5. Spatial Lipidomics

C-COMPASS has been used for spatial lipidomics analysis, though no dedicated feature currently exists for multi-omics analysis.

You can concatenate proteomics and lipidomics datasets into one file before importing into C-COMPASS. Lipids will be treated like proteins, and spatial information can be derived similarly. Future versions of C-COMPASS will include features specifically designed for lipidomics.

6. Parameters

All parameters are set to default values used in our publication. It is not recommended to change them unless you are familiar with the procedure and its impact on results.

Fractionation Data Parameters

Parameters for analysis and visualization can be adjusted independently.

Min. valid fractions:

Profiles with fewer valid values across fractions can be filtered out.

Found in at least X Replicates:

Proteins found in fewer replicates than specified will be removed.

Pre-scaling:

Options include MinMax scaling or Area scaling.

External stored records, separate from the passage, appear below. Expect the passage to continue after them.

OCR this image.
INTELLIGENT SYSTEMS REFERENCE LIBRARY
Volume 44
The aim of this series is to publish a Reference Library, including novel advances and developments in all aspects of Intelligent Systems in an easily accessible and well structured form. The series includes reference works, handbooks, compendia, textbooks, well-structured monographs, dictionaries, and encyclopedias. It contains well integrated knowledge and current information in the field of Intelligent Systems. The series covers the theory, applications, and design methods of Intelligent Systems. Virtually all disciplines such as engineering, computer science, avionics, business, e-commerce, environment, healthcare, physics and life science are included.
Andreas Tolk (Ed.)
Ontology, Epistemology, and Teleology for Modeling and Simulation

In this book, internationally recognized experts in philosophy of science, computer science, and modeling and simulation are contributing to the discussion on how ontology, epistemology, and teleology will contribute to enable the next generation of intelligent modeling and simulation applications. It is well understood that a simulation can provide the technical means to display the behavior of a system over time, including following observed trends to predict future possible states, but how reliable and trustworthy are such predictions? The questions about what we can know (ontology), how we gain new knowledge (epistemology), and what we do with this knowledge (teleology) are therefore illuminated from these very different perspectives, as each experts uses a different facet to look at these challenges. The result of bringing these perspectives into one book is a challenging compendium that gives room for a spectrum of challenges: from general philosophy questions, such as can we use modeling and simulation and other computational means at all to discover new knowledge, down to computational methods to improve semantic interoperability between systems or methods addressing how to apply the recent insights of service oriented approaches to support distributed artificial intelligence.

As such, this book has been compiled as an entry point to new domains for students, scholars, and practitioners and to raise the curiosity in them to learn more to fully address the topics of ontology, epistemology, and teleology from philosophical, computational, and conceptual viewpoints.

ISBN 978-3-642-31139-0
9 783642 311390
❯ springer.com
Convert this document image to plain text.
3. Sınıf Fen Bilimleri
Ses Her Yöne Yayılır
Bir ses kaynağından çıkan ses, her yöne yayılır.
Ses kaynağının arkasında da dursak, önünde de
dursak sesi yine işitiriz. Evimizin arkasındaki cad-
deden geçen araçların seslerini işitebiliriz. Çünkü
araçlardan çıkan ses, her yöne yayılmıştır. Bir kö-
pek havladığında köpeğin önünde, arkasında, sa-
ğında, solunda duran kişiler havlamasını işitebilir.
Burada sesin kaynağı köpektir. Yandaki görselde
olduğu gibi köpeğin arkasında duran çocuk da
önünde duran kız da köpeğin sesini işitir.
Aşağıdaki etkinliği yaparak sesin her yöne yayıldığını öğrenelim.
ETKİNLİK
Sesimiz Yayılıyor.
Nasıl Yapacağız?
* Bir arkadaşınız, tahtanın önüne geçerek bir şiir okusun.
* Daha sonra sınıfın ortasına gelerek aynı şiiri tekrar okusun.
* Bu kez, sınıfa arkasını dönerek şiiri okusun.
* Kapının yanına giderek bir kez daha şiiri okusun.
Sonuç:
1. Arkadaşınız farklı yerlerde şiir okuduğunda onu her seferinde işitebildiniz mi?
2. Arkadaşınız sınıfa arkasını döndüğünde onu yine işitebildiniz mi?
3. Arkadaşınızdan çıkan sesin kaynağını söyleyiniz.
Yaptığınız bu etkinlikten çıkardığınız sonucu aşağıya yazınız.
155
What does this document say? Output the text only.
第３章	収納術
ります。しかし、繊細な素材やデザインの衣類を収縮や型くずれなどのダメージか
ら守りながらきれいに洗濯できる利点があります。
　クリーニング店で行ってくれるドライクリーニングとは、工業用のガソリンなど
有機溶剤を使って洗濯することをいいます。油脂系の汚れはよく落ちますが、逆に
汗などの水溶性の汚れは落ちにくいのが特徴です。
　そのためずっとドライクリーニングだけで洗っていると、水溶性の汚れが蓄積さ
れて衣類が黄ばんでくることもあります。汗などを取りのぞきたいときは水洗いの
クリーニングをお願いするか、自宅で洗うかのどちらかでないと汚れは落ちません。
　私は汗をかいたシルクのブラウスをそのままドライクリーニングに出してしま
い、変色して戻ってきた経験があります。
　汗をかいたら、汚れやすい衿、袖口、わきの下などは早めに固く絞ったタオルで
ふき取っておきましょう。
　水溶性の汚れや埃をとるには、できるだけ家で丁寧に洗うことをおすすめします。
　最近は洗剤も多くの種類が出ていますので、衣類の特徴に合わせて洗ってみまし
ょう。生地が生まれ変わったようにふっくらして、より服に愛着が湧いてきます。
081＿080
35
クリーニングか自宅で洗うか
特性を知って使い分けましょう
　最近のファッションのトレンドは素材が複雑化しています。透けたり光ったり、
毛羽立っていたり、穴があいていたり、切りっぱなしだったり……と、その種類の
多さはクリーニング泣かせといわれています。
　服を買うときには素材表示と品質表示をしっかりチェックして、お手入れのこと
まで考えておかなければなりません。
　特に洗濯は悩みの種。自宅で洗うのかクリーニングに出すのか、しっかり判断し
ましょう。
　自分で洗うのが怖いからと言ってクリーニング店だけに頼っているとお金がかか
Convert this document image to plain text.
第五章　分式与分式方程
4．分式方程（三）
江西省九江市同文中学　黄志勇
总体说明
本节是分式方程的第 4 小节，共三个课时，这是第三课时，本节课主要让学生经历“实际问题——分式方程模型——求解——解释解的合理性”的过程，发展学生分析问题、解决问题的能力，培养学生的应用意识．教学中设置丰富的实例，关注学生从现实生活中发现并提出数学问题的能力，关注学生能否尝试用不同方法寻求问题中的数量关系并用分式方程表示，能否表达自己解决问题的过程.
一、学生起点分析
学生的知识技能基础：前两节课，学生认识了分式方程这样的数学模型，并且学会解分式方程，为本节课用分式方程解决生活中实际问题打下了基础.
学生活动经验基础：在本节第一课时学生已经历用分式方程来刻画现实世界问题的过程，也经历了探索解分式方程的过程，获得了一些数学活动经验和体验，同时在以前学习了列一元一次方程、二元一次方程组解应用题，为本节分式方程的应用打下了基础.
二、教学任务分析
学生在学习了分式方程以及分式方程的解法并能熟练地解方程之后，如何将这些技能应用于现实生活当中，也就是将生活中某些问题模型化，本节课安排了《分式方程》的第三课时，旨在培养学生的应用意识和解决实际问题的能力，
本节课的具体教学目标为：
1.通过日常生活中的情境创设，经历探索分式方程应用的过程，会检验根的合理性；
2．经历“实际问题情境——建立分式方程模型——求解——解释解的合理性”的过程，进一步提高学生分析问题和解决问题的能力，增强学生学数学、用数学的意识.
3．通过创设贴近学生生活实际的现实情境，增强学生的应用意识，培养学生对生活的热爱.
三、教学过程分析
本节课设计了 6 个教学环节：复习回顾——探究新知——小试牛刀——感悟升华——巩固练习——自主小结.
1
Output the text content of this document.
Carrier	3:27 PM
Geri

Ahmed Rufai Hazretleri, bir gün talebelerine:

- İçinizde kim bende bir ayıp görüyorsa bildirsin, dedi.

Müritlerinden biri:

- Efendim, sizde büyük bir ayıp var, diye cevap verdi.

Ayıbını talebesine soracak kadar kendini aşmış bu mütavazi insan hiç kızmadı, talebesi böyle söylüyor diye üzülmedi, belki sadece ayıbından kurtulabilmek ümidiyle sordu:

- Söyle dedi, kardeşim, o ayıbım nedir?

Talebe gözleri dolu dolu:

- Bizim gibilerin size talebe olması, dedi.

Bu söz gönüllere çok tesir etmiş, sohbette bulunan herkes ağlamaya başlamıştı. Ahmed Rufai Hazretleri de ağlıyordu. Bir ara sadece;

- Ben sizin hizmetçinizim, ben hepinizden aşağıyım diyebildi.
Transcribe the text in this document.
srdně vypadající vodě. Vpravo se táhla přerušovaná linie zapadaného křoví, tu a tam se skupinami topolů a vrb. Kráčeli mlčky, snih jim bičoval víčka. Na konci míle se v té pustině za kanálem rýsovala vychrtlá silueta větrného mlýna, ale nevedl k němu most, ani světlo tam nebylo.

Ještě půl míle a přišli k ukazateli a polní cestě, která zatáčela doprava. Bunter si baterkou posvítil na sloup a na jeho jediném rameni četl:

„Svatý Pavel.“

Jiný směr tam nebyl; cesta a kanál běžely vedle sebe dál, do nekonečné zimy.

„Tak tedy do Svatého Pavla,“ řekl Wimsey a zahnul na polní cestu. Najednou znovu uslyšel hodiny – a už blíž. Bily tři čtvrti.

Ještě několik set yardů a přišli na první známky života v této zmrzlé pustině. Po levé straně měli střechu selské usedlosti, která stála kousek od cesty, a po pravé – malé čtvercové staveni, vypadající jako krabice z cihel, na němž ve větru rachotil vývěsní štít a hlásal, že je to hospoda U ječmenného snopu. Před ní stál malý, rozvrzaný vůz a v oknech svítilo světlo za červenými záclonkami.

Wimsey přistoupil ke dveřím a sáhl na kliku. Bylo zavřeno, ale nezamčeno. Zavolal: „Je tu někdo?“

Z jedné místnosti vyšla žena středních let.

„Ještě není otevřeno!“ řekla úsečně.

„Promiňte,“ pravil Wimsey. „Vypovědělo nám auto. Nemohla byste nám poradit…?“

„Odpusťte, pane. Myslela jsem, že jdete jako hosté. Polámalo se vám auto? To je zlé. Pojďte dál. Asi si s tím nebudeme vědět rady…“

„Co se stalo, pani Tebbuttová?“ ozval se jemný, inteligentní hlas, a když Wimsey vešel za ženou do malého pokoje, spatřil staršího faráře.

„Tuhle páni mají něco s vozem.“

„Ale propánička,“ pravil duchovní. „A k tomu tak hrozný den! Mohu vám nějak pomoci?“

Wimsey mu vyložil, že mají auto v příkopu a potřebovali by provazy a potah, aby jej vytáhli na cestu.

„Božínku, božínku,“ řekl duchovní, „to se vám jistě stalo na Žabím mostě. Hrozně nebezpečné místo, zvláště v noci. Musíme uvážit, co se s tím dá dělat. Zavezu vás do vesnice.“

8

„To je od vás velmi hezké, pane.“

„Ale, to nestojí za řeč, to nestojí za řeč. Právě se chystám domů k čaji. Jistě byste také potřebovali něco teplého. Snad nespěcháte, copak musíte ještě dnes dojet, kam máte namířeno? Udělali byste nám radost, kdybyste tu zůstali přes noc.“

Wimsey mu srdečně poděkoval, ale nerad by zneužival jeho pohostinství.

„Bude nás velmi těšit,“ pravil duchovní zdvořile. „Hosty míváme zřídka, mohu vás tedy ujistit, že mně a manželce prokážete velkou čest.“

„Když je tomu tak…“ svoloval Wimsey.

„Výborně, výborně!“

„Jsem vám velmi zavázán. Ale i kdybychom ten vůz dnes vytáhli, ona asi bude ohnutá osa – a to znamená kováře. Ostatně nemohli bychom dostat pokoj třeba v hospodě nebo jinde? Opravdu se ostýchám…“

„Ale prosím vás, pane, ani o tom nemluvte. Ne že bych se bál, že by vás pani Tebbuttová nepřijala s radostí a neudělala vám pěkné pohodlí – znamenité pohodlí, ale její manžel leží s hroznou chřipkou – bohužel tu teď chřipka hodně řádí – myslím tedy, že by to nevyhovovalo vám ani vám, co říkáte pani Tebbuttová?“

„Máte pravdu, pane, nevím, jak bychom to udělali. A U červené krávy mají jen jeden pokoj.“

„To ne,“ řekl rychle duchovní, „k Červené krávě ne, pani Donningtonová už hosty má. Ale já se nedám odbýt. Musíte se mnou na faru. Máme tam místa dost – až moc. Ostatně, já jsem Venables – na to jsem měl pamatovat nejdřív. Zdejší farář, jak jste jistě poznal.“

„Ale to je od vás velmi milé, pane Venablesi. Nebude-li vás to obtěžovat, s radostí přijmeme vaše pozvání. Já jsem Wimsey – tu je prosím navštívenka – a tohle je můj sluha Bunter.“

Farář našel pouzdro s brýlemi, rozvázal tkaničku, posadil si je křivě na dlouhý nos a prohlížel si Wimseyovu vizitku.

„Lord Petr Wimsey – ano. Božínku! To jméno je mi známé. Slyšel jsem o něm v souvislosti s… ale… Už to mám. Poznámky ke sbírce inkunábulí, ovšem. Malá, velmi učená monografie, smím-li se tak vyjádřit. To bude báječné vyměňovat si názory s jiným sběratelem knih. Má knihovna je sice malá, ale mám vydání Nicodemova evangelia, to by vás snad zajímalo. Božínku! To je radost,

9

Exclude Proteins from Worst Correlated Replicate:

Removes the replicate with the lowest Pearson correlation.

Post-scaling:

Same options as Pre-scaling, useful for median profiles.

Remove Baseline Profiles:

Removes profiles with only 0 values after processing.

TotalProteome Parameters

Found in at least X:

Similar to Fractionation data, this filters proteins found in fewer replicates.

Imputation:

Missing values can be replaced by 0 or other values.

Marker Selection Parameters

Discrepancies across marker lists can be handled by excluding markers or taking the majority annotation.

Spatial Prediction Parameters

WARNING: Changes here are not recommended!

Various upsampling, noise, and SVM filtering methods are available for marker prediction.

Other parameters for network training and optimization can be configured, including dense layer activation, output activation, loss function, optimizers, and number of epochs.